I add garlic to the onion and fennel and then add the rice grains to toast. In with some white wine before slowly adding ladle after ladle of vegetable stock. When the rice is nearly cooked I stir in the brown crab meat, along with some butter and a small amount of parmesan.

Cheese and fish??? Yes, don’t panic. I would never add it to a prawn risotto. But with crab I think it will be OK. My crab thermidor had loads of cheese in and that was delicious.

Plus cheese and apple goes well together. So that’s a bonus.

Finally I mix through some chopped parsley, a squeeze of lemon juice and the white crab meat. It’s ready for garnish.

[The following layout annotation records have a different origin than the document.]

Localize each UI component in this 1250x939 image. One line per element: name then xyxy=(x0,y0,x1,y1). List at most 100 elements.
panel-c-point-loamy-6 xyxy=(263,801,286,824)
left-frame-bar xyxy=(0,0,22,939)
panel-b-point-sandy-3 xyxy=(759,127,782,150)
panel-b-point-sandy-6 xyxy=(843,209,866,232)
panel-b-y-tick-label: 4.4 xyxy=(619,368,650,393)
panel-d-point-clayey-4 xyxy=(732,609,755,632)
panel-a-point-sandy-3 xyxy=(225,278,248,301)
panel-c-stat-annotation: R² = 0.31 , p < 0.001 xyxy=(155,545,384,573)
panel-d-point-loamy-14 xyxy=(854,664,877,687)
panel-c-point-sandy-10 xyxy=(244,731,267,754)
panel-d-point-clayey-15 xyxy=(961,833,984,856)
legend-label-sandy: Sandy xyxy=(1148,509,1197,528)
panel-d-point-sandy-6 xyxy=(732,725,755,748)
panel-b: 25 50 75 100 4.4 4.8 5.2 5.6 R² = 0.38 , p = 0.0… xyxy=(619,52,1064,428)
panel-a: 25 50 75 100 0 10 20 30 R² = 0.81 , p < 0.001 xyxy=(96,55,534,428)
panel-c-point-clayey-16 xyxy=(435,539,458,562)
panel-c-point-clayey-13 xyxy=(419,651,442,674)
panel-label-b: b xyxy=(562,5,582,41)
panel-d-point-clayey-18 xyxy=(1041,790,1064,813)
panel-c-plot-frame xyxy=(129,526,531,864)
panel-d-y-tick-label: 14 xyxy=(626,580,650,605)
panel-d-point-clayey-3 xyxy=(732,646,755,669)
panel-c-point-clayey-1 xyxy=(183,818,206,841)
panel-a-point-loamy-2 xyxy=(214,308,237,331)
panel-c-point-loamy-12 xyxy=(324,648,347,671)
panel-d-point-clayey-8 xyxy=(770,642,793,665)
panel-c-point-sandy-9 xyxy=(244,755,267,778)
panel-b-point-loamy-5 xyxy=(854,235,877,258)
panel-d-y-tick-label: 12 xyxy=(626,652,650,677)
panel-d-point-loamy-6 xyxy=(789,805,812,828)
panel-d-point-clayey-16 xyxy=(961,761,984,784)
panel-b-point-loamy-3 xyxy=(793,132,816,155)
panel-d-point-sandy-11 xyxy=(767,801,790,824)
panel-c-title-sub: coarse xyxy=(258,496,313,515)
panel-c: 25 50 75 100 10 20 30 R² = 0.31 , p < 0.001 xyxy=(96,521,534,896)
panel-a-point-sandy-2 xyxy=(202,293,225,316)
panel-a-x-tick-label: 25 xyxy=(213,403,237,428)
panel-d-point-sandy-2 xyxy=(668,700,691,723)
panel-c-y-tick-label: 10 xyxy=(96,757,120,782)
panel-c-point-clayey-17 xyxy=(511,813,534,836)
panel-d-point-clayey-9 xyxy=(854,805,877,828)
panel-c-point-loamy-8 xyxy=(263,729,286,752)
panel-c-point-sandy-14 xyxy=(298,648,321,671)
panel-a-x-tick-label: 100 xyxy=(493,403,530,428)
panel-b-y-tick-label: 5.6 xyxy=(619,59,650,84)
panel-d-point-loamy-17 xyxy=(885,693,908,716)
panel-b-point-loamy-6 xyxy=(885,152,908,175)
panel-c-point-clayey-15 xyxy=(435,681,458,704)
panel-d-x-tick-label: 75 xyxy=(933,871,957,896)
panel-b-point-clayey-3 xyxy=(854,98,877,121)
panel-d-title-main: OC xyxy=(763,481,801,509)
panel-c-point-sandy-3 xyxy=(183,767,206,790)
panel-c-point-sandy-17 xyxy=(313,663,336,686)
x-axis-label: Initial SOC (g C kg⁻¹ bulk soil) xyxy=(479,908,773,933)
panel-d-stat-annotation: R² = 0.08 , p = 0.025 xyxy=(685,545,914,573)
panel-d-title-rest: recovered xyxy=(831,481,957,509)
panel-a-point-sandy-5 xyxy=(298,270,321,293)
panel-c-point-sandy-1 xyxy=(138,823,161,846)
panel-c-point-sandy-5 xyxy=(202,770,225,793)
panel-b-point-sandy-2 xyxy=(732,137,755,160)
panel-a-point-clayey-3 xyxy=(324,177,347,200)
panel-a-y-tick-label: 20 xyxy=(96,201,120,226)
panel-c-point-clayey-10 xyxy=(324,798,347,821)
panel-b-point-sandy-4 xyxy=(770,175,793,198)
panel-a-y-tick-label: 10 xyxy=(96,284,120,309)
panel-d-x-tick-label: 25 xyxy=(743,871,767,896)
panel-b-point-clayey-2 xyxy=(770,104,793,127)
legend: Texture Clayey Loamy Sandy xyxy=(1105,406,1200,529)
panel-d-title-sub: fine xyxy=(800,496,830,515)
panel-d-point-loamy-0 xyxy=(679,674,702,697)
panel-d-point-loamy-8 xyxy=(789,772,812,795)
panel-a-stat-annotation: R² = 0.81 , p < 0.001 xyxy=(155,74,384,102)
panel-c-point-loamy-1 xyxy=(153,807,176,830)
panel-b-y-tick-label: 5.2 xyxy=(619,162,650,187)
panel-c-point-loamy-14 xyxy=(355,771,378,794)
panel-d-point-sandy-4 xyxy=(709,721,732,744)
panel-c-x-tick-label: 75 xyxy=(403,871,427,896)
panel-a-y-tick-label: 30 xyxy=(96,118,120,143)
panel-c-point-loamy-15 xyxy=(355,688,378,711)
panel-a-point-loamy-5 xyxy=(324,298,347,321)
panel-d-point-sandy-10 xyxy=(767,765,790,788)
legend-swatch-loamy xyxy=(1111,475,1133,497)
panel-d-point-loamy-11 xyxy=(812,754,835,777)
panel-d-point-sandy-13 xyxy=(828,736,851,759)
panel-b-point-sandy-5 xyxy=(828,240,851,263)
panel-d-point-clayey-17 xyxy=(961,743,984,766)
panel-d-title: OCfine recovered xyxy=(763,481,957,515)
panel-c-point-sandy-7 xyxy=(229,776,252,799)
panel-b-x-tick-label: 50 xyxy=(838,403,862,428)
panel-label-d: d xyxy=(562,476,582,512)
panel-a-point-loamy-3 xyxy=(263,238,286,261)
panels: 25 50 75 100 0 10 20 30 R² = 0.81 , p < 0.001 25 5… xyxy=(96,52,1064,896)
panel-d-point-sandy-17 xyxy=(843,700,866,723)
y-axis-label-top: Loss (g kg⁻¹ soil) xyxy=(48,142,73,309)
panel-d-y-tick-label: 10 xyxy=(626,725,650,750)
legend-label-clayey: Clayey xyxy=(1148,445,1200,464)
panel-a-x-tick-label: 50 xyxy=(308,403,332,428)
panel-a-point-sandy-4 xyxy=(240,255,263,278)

I take my first bite of crab risotto with nuts and apple. It’s delicious. The apple is amazing with it. Aidan even goes back for more to go with his portion.

It just goes to show that we should trust our chefs. They know what they are doing with flavour combinations.

I bet they check where their crab comes from too. Of course they do. It’s from Devon.

Crab risotto with apple and almonds

A rich crab and fennel risotto, garnished with apple matchsticks and crushed almonds
Prep Time 10 mins
Cook Time 30 mins
Course Main Course
Cuisine Italian
Servings 2 people


  • ½ onion
  • ½ fennel bulb
  • 1 garlic clove
  • olive oil
  • 180 g risotto rice
  • 175 ml white wine
  • 600 ml vegetable stock
  • 1 tbsp grated parmesan
  • 100 g brown crab meat
  • 100 g white crab meat
  • 1 lemon
  • 1 knob butter
  • 1 small bunch parsley
  • ½ green apple
  • 10 blanched almonds


  • Finely dice the onion and the fennel. Keep any fennel fronds to one side to garnish at the end. Heat some olive oil in a deep pan on a medium heat and fry your onions and fennel gently for about 10-15 minutes. You want them soft, but not brown.
  • Crush or finely chop a garlic clove and add to the onion. Then add the risotto rice to toast the grains in the pan. Now add the white wine and let it bubble away.
  • Once the wine has been absorbed slowly add the vegetable stock, a ladle at a time. I keep my stock warm in a small saucepan on the stove. Remember to keep stirring and only add more stock when it has all been absorbed by the rice.
  • When your rice is cooked to your liking mix through the brown crab meat, butter and parmesan. Stir to combine and season with salt and pepper.
  • Take the risotto off the heat, squeeze in the juice of half a lemon and add the white crab meat. Finely chop and add the parsley. Put a lid on the risotto pan and let it sit for a couple of minutes.
  • Crush your almonds in a pestle and mortar. Finely slice your apple into matchsticks and squeeze over the other half of the lemon juice.
  • Dish up the risotto and top with the apple, almonds and fennel fronds.